La banda de rock Al Borde del Abismo tenía una maldición. Las solistas nos duraban un chasquido de dedos, una semana la última, la mayoría gracias a Leo y a su solidaria bragueta dispuesta a abrirse a la menor ocasión y jodernos.
Fui detrás de la última cantante después de que le gritase no sé qué mierdas de una prima lejana que había resultado no serlo, pero llegué tarde. Al otro lado no estaba Estrella. En su lugar había una morena con una blusa blanca, zapatos de tacón de aguja y un pañuelo rojo de lunares anudado al cuello.
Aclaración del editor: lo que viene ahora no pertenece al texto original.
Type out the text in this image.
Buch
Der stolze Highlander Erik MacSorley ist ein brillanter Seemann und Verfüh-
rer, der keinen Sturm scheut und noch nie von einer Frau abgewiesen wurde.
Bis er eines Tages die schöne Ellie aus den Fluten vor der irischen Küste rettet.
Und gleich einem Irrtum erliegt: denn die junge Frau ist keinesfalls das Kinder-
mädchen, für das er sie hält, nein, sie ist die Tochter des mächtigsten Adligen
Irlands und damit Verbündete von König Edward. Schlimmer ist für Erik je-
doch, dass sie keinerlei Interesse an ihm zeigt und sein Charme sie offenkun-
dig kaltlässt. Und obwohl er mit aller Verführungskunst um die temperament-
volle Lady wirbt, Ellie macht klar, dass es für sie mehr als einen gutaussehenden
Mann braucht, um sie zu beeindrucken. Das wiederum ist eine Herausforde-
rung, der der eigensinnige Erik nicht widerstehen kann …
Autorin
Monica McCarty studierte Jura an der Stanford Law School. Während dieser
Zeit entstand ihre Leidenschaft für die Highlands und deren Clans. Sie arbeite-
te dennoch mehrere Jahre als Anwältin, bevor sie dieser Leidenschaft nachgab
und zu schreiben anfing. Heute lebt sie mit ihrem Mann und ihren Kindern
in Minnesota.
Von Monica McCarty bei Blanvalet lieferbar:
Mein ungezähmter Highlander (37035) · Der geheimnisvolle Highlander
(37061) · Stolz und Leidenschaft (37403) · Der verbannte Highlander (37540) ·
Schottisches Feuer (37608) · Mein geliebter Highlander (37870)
—No puedes estar aquí, princesa. —Levantó el rostro y se irguió. Tenía los labios carnosos, piel blanquecina, y el pelo liso con flequillo recto le tapaba parte de la cara.
—¿Quién lo dice?
—El cartel de propiedad privada. —Se lo señalé con la barbilla y me apoyé contra la pared con los brazos cruzados a la altura del pecho para estar cómodo durante el entretenimiento, que se preveía largo.
Tal y como sospechaba, la desconocida no confió en mi palabra y tuvo que comprobarlo por sí misma. Aproveché para sacar del bolsillo uno de los chupachups que me apaciguaban el mono por dejar de fumar, quitarle el plástico y metérmelo en la boca. Era de cereza.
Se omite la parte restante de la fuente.